Principe Hicham Alaoui

Il Bahrain ha diramato un comunicato in cui condanna le violenze di Hamas martedì 10 ottobre e da allora qualsiasi notizia relativa al conflitto è scomparsa dall’agenzia di stampa nazionale. Anche Emirati Arabi e Arabia Saudita hanno espresso le loro preoccupazioni per i civili e chiesto un cessate il fuoco, ma entrambi, nonostante la competizione nella regione, stanno avendo un ruolo nella mediazione.

Ancora una volta, vediamo al centro della scena il Qatar e la Turchia di Recep Tayyip Erdoğan, mediatori designati da Hamas, con cui hanno rapporti, che non vuole, evidentemente, più avere a che fare con Paesi arabi che ritiene traditori.
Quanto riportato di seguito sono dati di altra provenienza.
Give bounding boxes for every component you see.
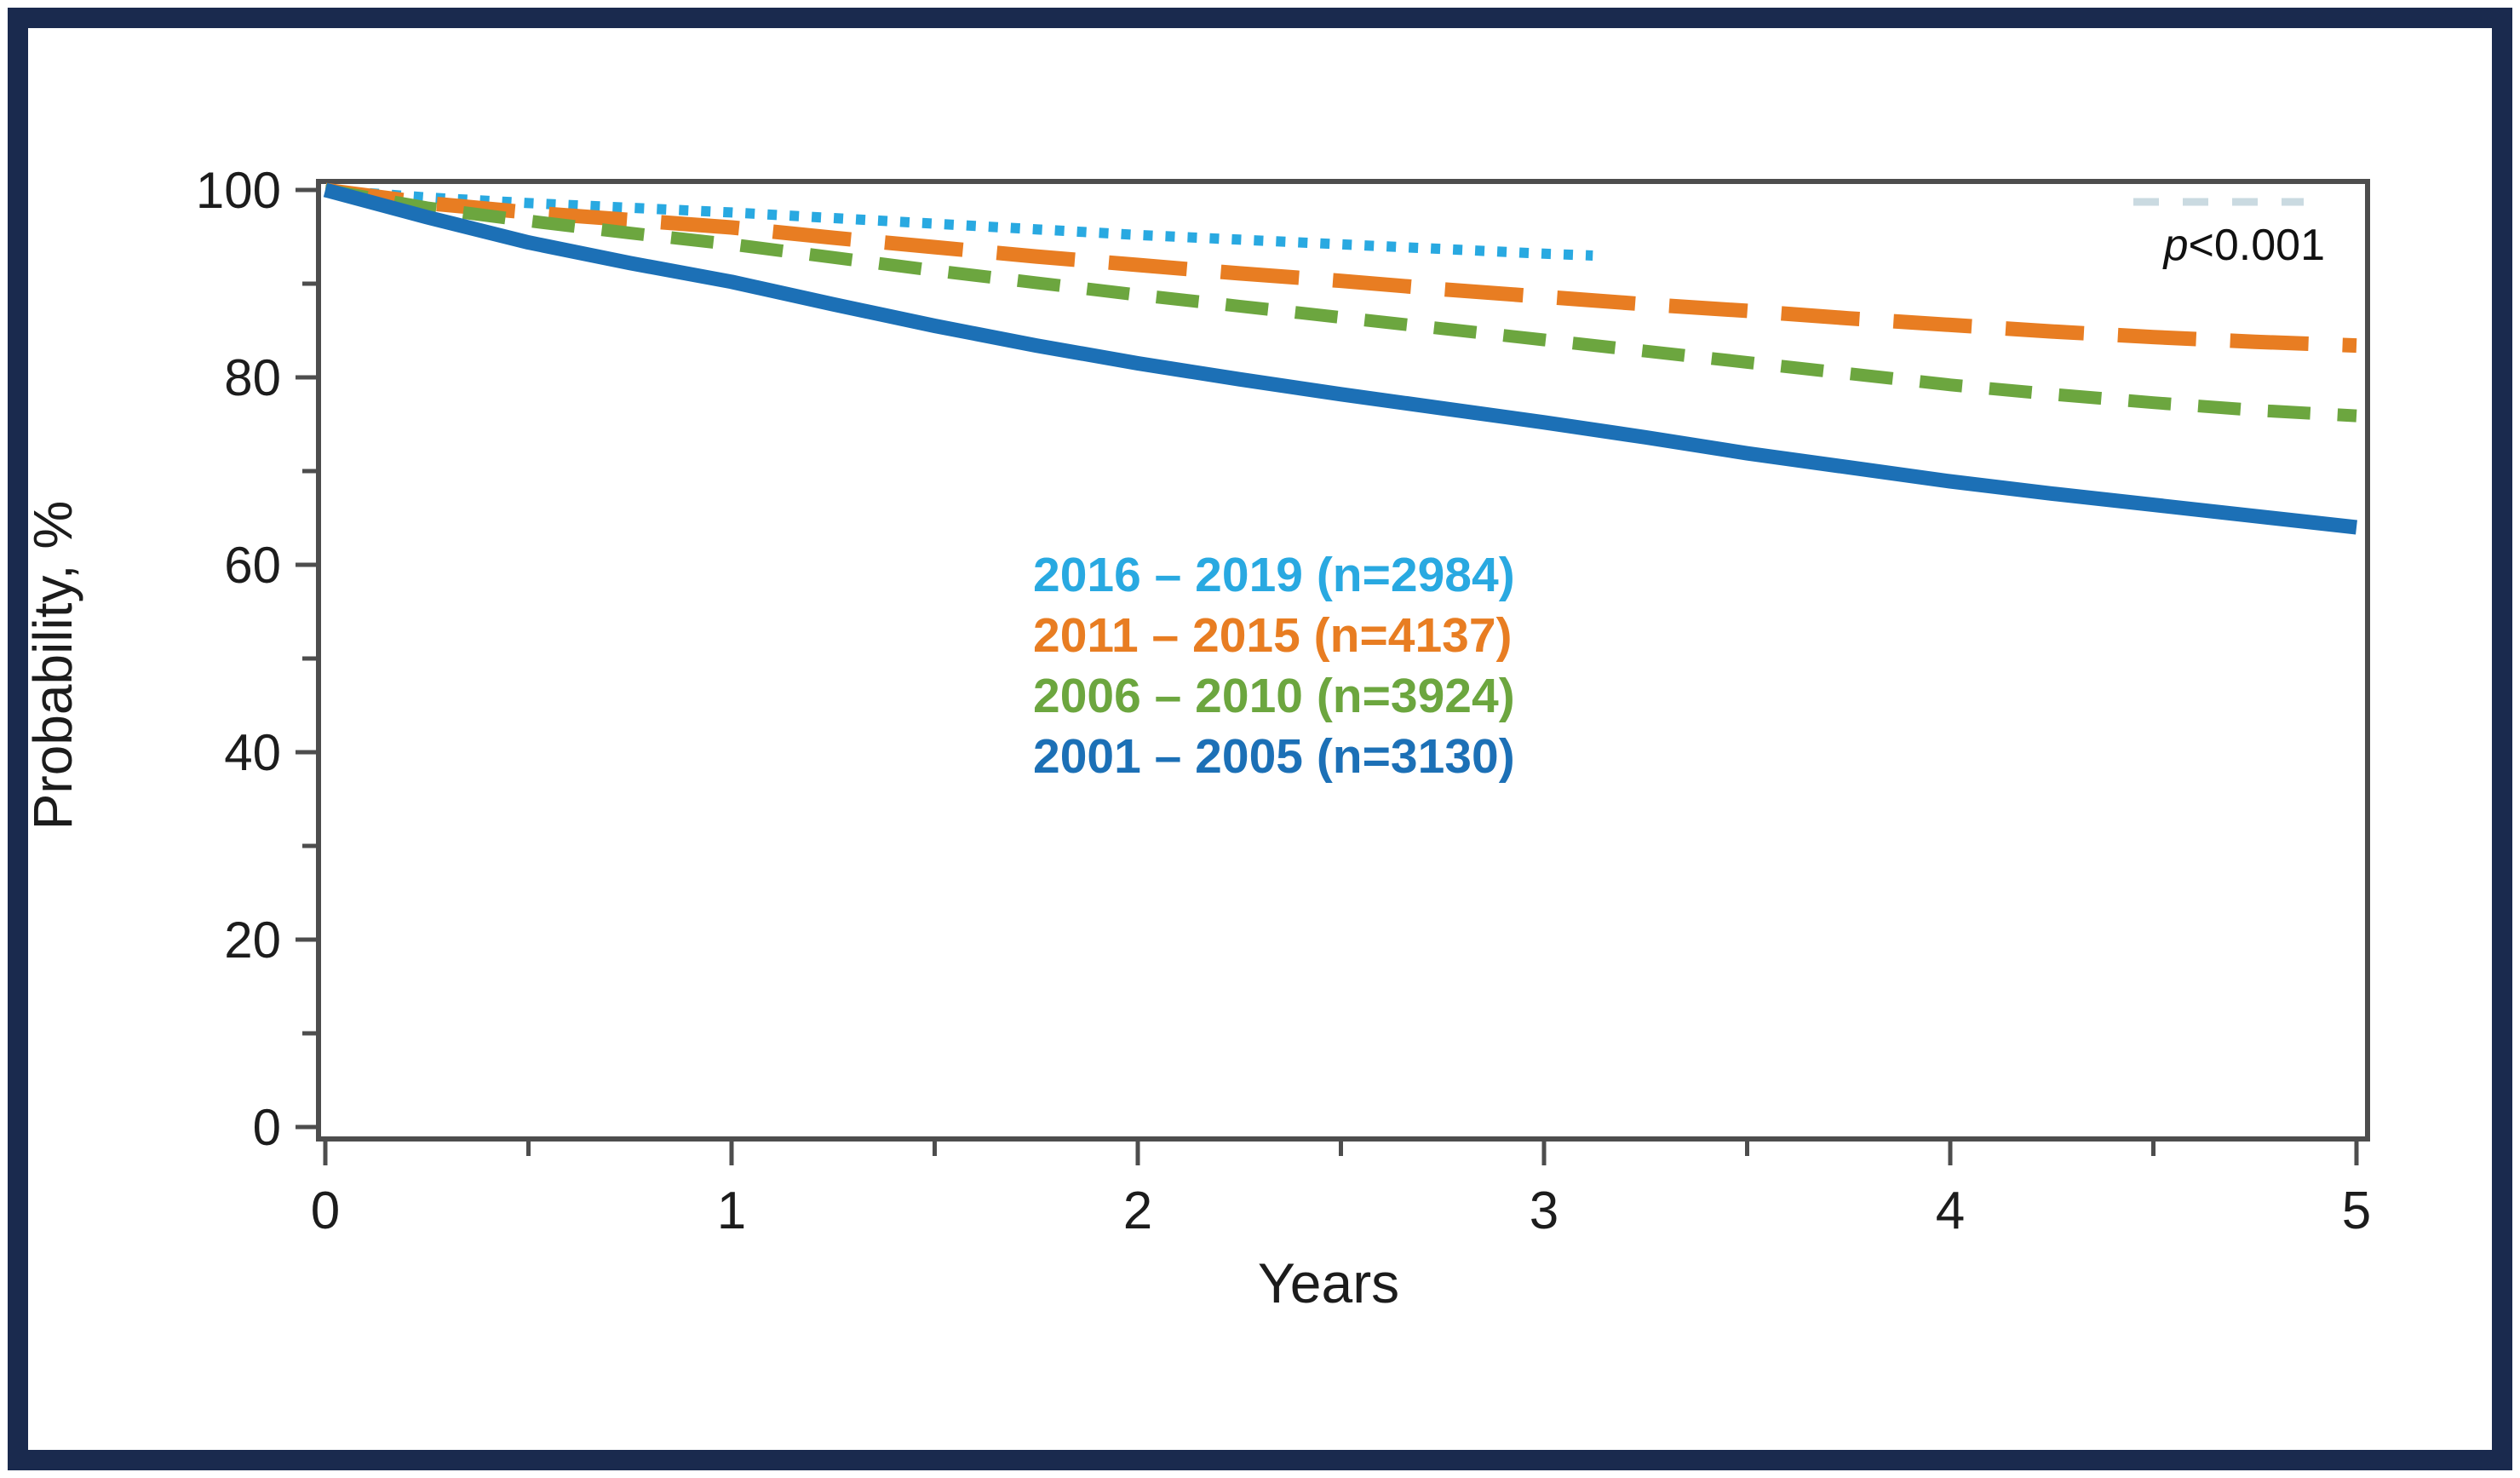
y-axis-title: Probability, % — [22, 500, 83, 831]
x-tick-label: 0 — [311, 1182, 340, 1240]
p-value-annotation: p<0.001 — [2044, 220, 2325, 271]
legend-item: 2016 – 2019 (n=2984) — [1033, 548, 1515, 602]
km-curve-2001-2005 — [323, 182, 2357, 535]
chart-legend: 2016 – 2019 (n=2984) 2011 – 2015 (n=4137)… — [1033, 545, 1515, 787]
x-tick-label: 3 — [1530, 1182, 1558, 1240]
y-tick-label: 40 — [224, 724, 281, 781]
y-tick-label: 60 — [224, 537, 281, 594]
y-tick-label: 100 — [196, 162, 281, 219]
legend-item: 2006 – 2010 (n=3924) — [1033, 669, 1515, 723]
x-tick-label: 5 — [2342, 1182, 2371, 1240]
p-value-symbol: p — [2163, 221, 2189, 270]
y-tick-label: 20 — [224, 912, 281, 969]
x-tick-label: 2 — [1123, 1182, 1152, 1240]
x-tick-label: 4 — [1936, 1182, 1965, 1240]
km-curve-2011-2015 — [324, 182, 2357, 354]
km-curve-2006-2010 — [324, 183, 2357, 423]
legend-item: 2001 – 2005 (n=3130) — [1033, 729, 1515, 784]
x-axis-title: Years — [1257, 1251, 1400, 1314]
p-value-text: <0.001 — [2188, 221, 2326, 270]
y-tick-label: 0 — [253, 1099, 281, 1156]
legend-item: 2011 – 2015 (n=4137) — [1033, 608, 1513, 663]
x-tick-label: 1 — [717, 1182, 746, 1240]
y-tick-label: 80 — [224, 349, 281, 406]
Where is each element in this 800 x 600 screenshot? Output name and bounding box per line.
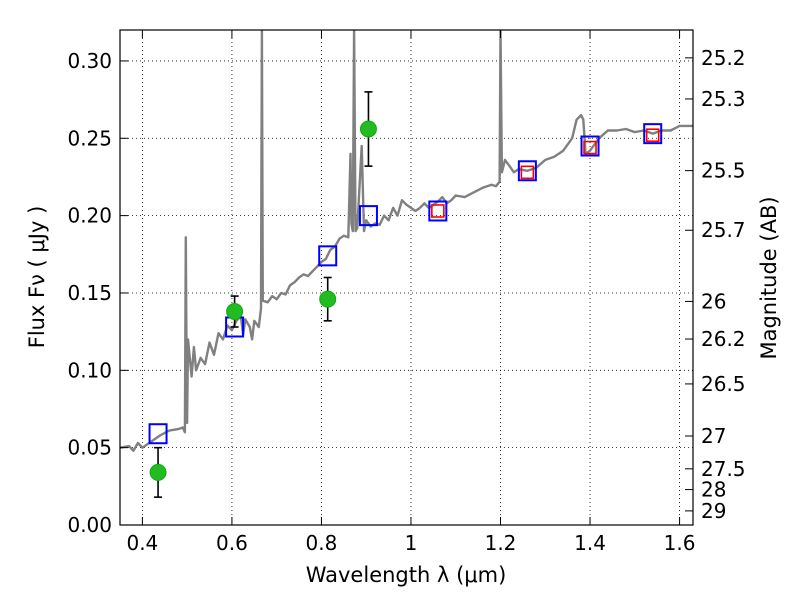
observed-red-square xyxy=(645,128,660,142)
x-tick-label: 1 xyxy=(405,531,418,555)
magnitude-tick-label: 25.7 xyxy=(701,218,746,242)
y-tick-label: 0.20 xyxy=(67,204,112,228)
x-tick-label: 1.2 xyxy=(485,531,517,555)
y-tick-label: 0.05 xyxy=(67,436,112,460)
x-tick-label: 1.6 xyxy=(664,531,696,555)
plot-frame xyxy=(119,29,694,526)
x-tick-label: 1.4 xyxy=(574,531,606,555)
observed-point xyxy=(149,463,167,481)
magnitude-tick-label: 25.5 xyxy=(701,159,746,183)
y-axis-label: Flux Fν ( μJy ) xyxy=(25,206,49,349)
magnitude-axis-label: Magnitude (AB) xyxy=(757,196,781,359)
y-axis-ticks: 0.00 0.05 0.10 0.15 0.20 0.25 0.30 xyxy=(67,49,128,537)
y-tick-label: 0.25 xyxy=(67,126,112,150)
x-tick-label: 0.4 xyxy=(126,531,158,555)
x-tick-label: 0.8 xyxy=(306,531,338,555)
y-tick-label: 0.00 xyxy=(67,513,112,537)
magnitude-tick-label: 25.2 xyxy=(701,46,746,70)
observed-red-square xyxy=(520,165,535,180)
magnitude-tick-label: 26 xyxy=(701,289,726,313)
model-photometry-square xyxy=(358,205,378,227)
model-photometry-square xyxy=(318,245,338,267)
model-photometry-square xyxy=(643,123,663,145)
observed-red-square xyxy=(431,204,445,218)
grid xyxy=(120,30,693,526)
model-photometry-square xyxy=(148,423,168,445)
spectrum-series xyxy=(120,30,693,452)
magnitude-tick-label: 26.5 xyxy=(701,372,746,396)
model-photometry-square xyxy=(517,160,537,182)
observed-point xyxy=(319,290,337,308)
x-axis-ticks: 0.4 0.6 0.8 1 1.2 1.4 1.6 xyxy=(126,30,695,555)
magnitude-tick-label: 28 xyxy=(701,478,726,502)
magnitude-tick-label: 29 xyxy=(701,499,726,523)
y-tick-label: 0.10 xyxy=(67,358,112,382)
magnitude-tick-label: 25.3 xyxy=(701,87,746,111)
y-tick-label: 0.30 xyxy=(67,49,112,73)
magnitude-tick-label: 27 xyxy=(701,424,726,448)
photometry-markers xyxy=(148,91,663,498)
model-photometry-square xyxy=(428,200,448,222)
model-photometry-square xyxy=(580,135,600,157)
x-axis-label: Wavelength λ (μm) xyxy=(306,563,507,587)
y-tick-label: 0.15 xyxy=(67,281,112,305)
magnitude-tick-label: 27.5 xyxy=(701,457,746,481)
observed-point xyxy=(226,303,244,321)
magnitude-tick-label: 26.2 xyxy=(701,327,746,351)
observed-red-square xyxy=(583,140,597,155)
spectrum-line xyxy=(120,30,693,452)
x-tick-label: 0.6 xyxy=(216,531,248,555)
observed-point xyxy=(359,120,377,138)
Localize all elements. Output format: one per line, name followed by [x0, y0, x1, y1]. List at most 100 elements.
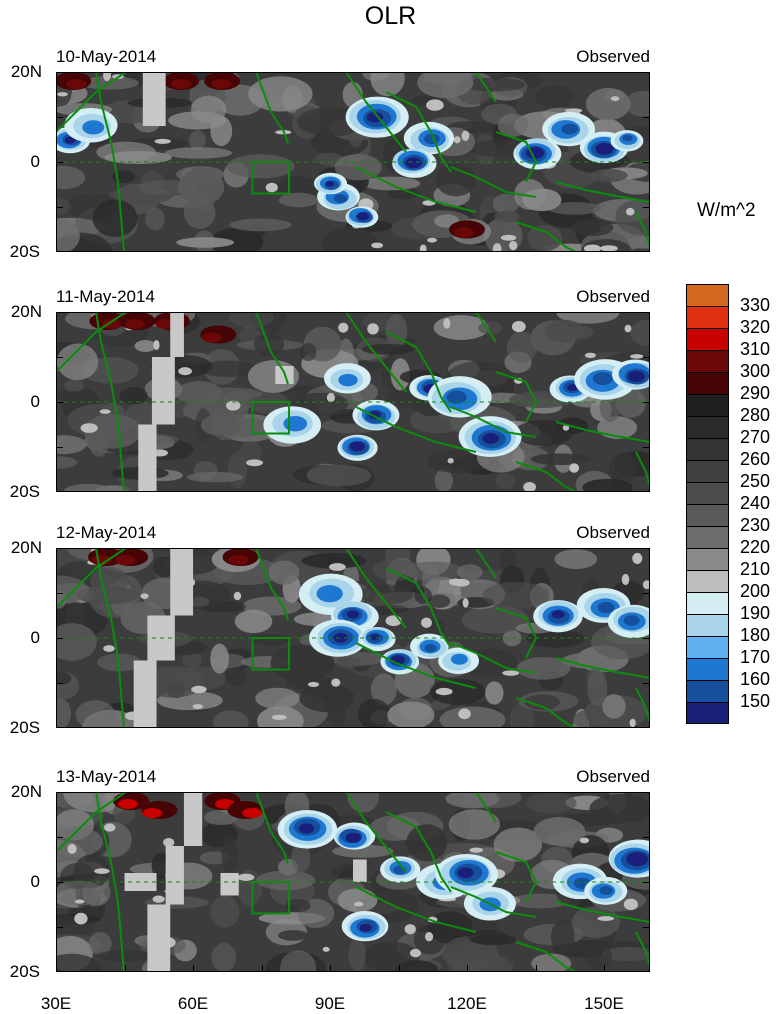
- coastline: [355, 642, 477, 689]
- olr-grey-blob: [590, 169, 628, 182]
- olr-light-speck: [94, 868, 110, 874]
- olr-light-speck: [371, 242, 384, 249]
- olr-grey-blob: [615, 199, 650, 235]
- olr-grey-blob: [445, 792, 500, 809]
- region-box: [251, 881, 291, 915]
- lat-label: 0: [30, 392, 40, 411]
- axis-tick: [643, 251, 650, 252]
- coastline: [95, 72, 125, 252]
- olr-light-speck: [511, 321, 526, 333]
- olr-convective-region: [450, 653, 468, 665]
- olr-convective-region: [333, 194, 348, 203]
- coastline: [475, 312, 497, 343]
- colorbar-swatch: [686, 438, 729, 460]
- olr-convective-region: [351, 442, 361, 449]
- coastline: [555, 657, 650, 679]
- coastline: [355, 886, 477, 933]
- lat-label: 0: [30, 152, 40, 171]
- olr-grey-blob: [239, 440, 262, 465]
- coastline: [345, 72, 407, 153]
- olr-light-speck: [367, 323, 379, 335]
- olr-contour-field: [56, 792, 650, 972]
- olr-light-speck: [461, 130, 470, 142]
- olr-convective-region: [346, 610, 360, 619]
- axis-tick: [56, 548, 63, 549]
- olr-light-speck: [597, 916, 615, 922]
- axis-tick: [643, 162, 650, 163]
- olr-light-speck: [103, 645, 115, 652]
- olr-grey-blob: [211, 942, 237, 972]
- olr-grey-blob: [545, 319, 585, 343]
- olr-grey-blob: [524, 694, 561, 710]
- panel-date: 12-May-2014: [56, 523, 157, 542]
- olr-grey-blob: [321, 227, 380, 252]
- olr-grey-blob: [448, 809, 501, 840]
- missing-data-strip: [170, 312, 184, 357]
- olr-light-speck: [192, 704, 204, 710]
- colorbar-level-label: 180: [740, 625, 771, 645]
- olr-grey-blob: [299, 683, 355, 713]
- colorbar-level-label: 220: [740, 537, 771, 557]
- coastline: [635, 931, 650, 968]
- colorbar-level-label: 230: [740, 515, 771, 535]
- olr-light-speck: [338, 322, 349, 333]
- coastline: [450, 886, 537, 918]
- colorbar-swatch: [686, 614, 729, 636]
- olr-grey-blob: [300, 343, 317, 362]
- olr-contour-field: [56, 72, 650, 252]
- plot-title: OLR: [364, 2, 417, 30]
- olr-grey-blob: [92, 199, 138, 237]
- olr-convective-region: [457, 867, 474, 879]
- coastline: [495, 371, 538, 423]
- olr-grey-blob: [212, 710, 249, 728]
- olr-convective-region: [346, 834, 356, 841]
- olr-light-speck: [630, 354, 644, 359]
- olr-light-speck: [425, 931, 434, 942]
- axis-tick: [643, 117, 650, 118]
- axis-tick: [56, 402, 63, 403]
- olr-convective-region: [338, 373, 358, 387]
- olr-convective-region: [551, 610, 565, 619]
- olr-grey-blob: [547, 202, 602, 215]
- olr-grey-blob: [533, 816, 586, 846]
- colorbar-level-label: 210: [740, 559, 771, 579]
- olr-light-speck: [625, 207, 635, 216]
- olr-convective-region: [599, 145, 611, 153]
- olr-convective-region: [599, 886, 613, 895]
- olr-light-speck: [153, 340, 160, 351]
- lat-label: 20N: [10, 538, 42, 557]
- axis-tick: [467, 965, 469, 972]
- olr-grey-blob: [527, 225, 563, 252]
- coastline: [95, 792, 125, 972]
- region-box: [251, 637, 291, 671]
- olr-grey-blob: [369, 815, 422, 841]
- olr-grey-blob: [56, 435, 87, 455]
- coastline: [385, 331, 452, 413]
- coastline: [385, 567, 452, 649]
- olr-grey-blob: [499, 548, 517, 571]
- units-label: W/m^2: [697, 200, 756, 221]
- axis-tick: [643, 593, 650, 594]
- colorbar-swatch: [686, 482, 729, 504]
- coastline: [555, 421, 650, 443]
- colorbar: [686, 284, 729, 724]
- olr-grey-blob: [76, 585, 139, 605]
- olr-grey-blob: [335, 656, 362, 669]
- olr-light-speck: [583, 244, 601, 252]
- olr-convective-region: [369, 634, 380, 641]
- lon-label: 90E: [314, 994, 346, 1013]
- coastline: [255, 792, 289, 865]
- olr-light-speck: [421, 617, 432, 628]
- missing-data-strip: [147, 904, 171, 972]
- missing-data-strip: [124, 873, 157, 891]
- olr-high-region: [125, 319, 146, 329]
- olr-light-speck: [103, 72, 111, 82]
- olr-grey-blob: [177, 168, 225, 206]
- olr-grey-blob: [572, 709, 609, 728]
- olr-high-region: [201, 332, 222, 343]
- map-panel-3: 12-May-2014 Observed: [56, 523, 650, 728]
- olr-grey-blob: [145, 207, 165, 231]
- olr-grey-blob: [406, 824, 448, 862]
- olr-grey-blob: [485, 681, 504, 705]
- axis-tick: [56, 965, 57, 972]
Più accese, invece, le reazioni dei leader arabi in seguito a quanto avvenuto all’ospedale Al-Ahly a Gaza City, la sera del 17 ottobre. Gli Emirati Arabi hanno immediatamente condannato quanto accaduto e richiesto, insieme alla Russia, una riunione d’emergenza del Consiglio di Sicurezza delle Nazioni Unite. I ministeri degli Esteri di Egitto, Emirati Arabi Uniti, Arabia Saudita e Qatar hanno condannato Israele per l’attacco – anche se Israele e Hamas continuano a scambiarsi accuse – la Giordania ha addirittura cancellato il meeting previsto per oggi con il Presidente Biden. Anche i sovrani di Marocco e Bahrain hanno fermamente condannato l’attacco.

Quest’evento potrebbe spingere i Paesi che hanno normalizzato con Israele a prendere, nei prossimo giorni, posizioni più dure sul conflitto in corso.